Alethea Sedgman

Personal information
- Full name: Alethea Nevada Sedgman
- Nationality: Australian
- Born: 24 January 1994 (age 32) Carlton, Victoria, Australia
- Height: 1.79 m (5 ft 10 in) (2012)
- Weight: 65 kg (143 lb) (2012)

Sport
- Country: Australia
- Sport: Sport shooting
- Club: Horsham Smallbore Club
- Coached by: Petr Kůrka

Medal record
Women's shooting
Representing Australia
Commonwealth Games
| Gold medal – first place | 2010 Delhi | 50 m rifle 3 positions single |

= Alethea Sedgman =

Australian sport shooter

Alethea Nevada Sedgman (born 24 January 1994) is an Australian sport shooter. At the 2010 Commonwealth Games, she won a gold medal in the women's 50 metres rifle three position event. She was selected to represent Australia at the 2012 Summer Olympics in the 10 metres air rifle event and the 50m rifle event.

==Personal==
Sedgman was born on 24 January 1994 in Carlton, Victoria. She grew up in Victoria on a farm.
She attended Natimuk Primary School before going to high school at Horsham College. In 2010, she earned her VCE in English literature. As of 2012, she lives in Natimuk, Victoria.

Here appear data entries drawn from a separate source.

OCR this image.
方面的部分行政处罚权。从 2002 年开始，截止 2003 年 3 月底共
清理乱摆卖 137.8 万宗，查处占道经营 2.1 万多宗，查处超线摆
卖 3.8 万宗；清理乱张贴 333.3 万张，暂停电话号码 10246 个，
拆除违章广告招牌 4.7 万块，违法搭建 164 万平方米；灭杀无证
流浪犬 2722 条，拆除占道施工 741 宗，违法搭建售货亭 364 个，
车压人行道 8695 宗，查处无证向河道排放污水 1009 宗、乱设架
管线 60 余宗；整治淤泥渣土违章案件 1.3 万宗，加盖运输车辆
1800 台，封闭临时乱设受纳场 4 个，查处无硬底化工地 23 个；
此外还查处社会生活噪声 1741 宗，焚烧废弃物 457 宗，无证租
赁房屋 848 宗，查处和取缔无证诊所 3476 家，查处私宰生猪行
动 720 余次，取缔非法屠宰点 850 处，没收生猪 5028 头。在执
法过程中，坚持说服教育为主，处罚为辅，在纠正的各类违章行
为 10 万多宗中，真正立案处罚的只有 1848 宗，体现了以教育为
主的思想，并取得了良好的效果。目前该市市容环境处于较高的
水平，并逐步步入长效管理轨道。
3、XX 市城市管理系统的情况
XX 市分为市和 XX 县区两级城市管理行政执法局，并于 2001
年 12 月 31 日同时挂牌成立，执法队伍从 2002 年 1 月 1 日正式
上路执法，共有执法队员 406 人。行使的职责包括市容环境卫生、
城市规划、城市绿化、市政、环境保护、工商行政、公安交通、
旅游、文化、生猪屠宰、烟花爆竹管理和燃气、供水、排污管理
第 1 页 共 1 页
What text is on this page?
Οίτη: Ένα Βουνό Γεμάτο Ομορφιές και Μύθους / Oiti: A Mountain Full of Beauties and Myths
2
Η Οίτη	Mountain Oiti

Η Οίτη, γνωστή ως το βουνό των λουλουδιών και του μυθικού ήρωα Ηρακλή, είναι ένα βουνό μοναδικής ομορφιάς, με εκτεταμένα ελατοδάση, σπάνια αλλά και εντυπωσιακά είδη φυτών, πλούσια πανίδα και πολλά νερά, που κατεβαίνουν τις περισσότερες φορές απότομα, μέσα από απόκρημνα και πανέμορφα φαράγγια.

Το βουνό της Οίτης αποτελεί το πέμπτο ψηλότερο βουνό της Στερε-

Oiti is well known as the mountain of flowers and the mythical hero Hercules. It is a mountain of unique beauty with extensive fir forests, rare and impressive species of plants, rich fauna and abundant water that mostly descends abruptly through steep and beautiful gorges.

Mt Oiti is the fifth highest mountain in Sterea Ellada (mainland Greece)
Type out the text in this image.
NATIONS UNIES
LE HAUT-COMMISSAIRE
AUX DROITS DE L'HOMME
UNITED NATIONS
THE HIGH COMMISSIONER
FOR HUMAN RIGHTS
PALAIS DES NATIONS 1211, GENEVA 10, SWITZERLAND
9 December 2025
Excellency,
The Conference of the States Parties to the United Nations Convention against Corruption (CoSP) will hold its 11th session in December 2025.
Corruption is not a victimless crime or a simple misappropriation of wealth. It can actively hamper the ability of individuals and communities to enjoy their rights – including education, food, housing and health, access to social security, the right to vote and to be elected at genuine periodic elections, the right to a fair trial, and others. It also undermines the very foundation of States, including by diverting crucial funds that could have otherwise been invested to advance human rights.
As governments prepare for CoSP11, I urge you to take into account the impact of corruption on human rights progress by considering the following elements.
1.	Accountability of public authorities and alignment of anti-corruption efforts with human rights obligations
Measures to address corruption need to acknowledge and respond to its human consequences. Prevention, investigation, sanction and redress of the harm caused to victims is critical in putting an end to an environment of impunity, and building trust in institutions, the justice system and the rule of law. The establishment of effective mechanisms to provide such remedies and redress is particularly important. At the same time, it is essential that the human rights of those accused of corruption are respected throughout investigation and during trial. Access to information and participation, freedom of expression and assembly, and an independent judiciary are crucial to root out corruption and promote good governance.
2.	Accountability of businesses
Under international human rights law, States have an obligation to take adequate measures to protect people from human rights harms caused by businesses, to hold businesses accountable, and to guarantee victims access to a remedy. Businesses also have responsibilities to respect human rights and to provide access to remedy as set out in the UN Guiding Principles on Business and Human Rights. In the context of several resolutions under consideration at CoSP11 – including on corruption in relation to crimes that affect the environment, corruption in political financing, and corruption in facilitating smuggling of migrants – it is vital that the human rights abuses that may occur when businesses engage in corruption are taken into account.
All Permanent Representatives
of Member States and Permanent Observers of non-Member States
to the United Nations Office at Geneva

Sedgman is 179 cm tall and weighs 65 kg.

==Shooting==
Sedgman is a sport shooter, specialising in the rifle. She is a member of the Horsham Smallbore Club and has been coached by Petr Kůrka since 2009. She has a shooting scholarship with the Victorian Institute of Sport. She became a senior shooter in 2009. She represented Australia at the 2010 World Championship in Munich.

Sedgman competed at the 2010 Commonwealth Games, where she earned a gold medal as a sixteen-year-old in the women's 50m rifle three position event. Her gold was Australia's first in shooting at the 2010 Games. She won gold with a score of 676.0 points.

Sedgman finished 2nd in the three position and 4th in the prone 10 metres air rifle at the 2011 Oceania Championships in Sydney, Australia. She finished 23rd and 24th in the junior 10 metres air rifle events at the 2012 Plzeň Grand Prix in Plzeň, Czech Republic. At the 2012 Meyton Cup in Tirol, Austria, she finished 4th and 18th in the junior 10 metres rifle events. She finished 42nd in the junior 10 metres air rifle at the 2012 Munich IWK in Munich Germany. In the 2012 Australia Cup 1 she finished 2nd in the 10 metres air rifle at Event 2 in Adelaide, Australia having placed 1st in the same event and 3rd in the three positions at Event 1, also in Adelaide. In the 2012 Australia Cup 2 Sedgman recorded finishes of 2nd in the 10 metres air rifle and 4th in the three positions at Event 1 in Sydney and followed this by finishing 2nd in the 10 metres at Event 2.

===Olympics===
Sedgman was selected to represent Australia at the 2012 Summer Olympics in shooting in the 10 metres air rifle event. She was eighteen years old at the Games.

Australia had one final quota place to give to a shooter for the Olympics and it came down a choice between Gulvin and Sedgman. Sedgman was selected ahead of her boyfriend as Australian International Shooting opted to send a female competitor.